The new commissioner was mostly recently the CEO of Ghana’s Accra Hearts of Oak SC, prior to which he worked with clients such as the New York Mets, International Basketball Federation, and several others through his own sports and entertainment agency.

His experiences with the early days of MLS also gave him face time with embattled clubs similar to FC Edmonton, and a quote offered by the new commissioner may imply that the club may be pulled off life support.

“When you talk about expansion, we had to contract a couple teams in the early days of MLS because we didn’t have the right conditions to be successful, and it was a really painful lesson to learn” said Noonan, “but we learned it, and what learn is that is that if you don’t have a community that really wants you there, if you don’t have a great owner, if you don’t have a good stadium solution, if you don’t have a passionate group of supporters on the ground, if you don’t have good corporate support, you’re not going to be successful. Hopefully some of those lessons I can apply here.”
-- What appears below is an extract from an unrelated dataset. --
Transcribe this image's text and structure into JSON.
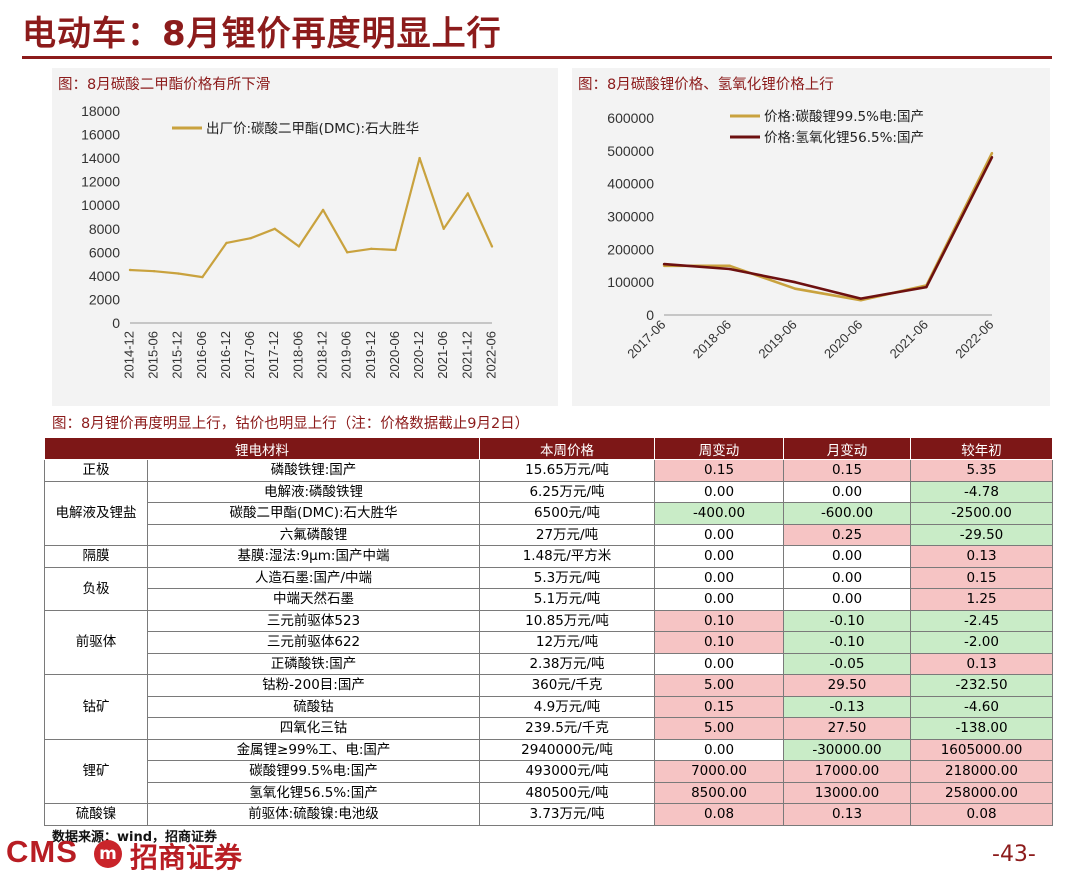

The American arrival states that growing a league like the Canadian Premier League takes time, with expansion sites needing all of the above conditions to work. He’s set to educate himself on life north of the border shortly, stating he’s all-in on Canada.

david clanachan expansion
David Clanachan served as the league’s first commissioner.

Noonan will succeed Clanachan in the role, who had been named the league’s inaugural commissioner ahead of its first season in 2019. The former Tim Hortons chairman helped the burgeoning professional top flight division through its first three seasons, with the league’s first expansion team coming a year later.

Clanachan stepped down on January 10 whilst announcing he had secured exclusive rights to an expansion team in the Windsor – Essex County area.

It had been almost 200 days since the domestic league had provided an update in regards to a league commissioner, which a previous update confirmed would now take shape as a hybrid role between CPL Commissioner and Canada Soccer Business CEO.

It appears that Noonan is open to improved dialogue with PFA Canada – the union hoping to represent the league’s professional athletes – with the executive stating that every successful sports league in the world has to have a healthy dialogue with labour.

Mark Noonan will assume the role on September 1, allowing him time to get acclimated during the final stretch of the Canadian Premier League season before, presumably, imposing himself in the off-season.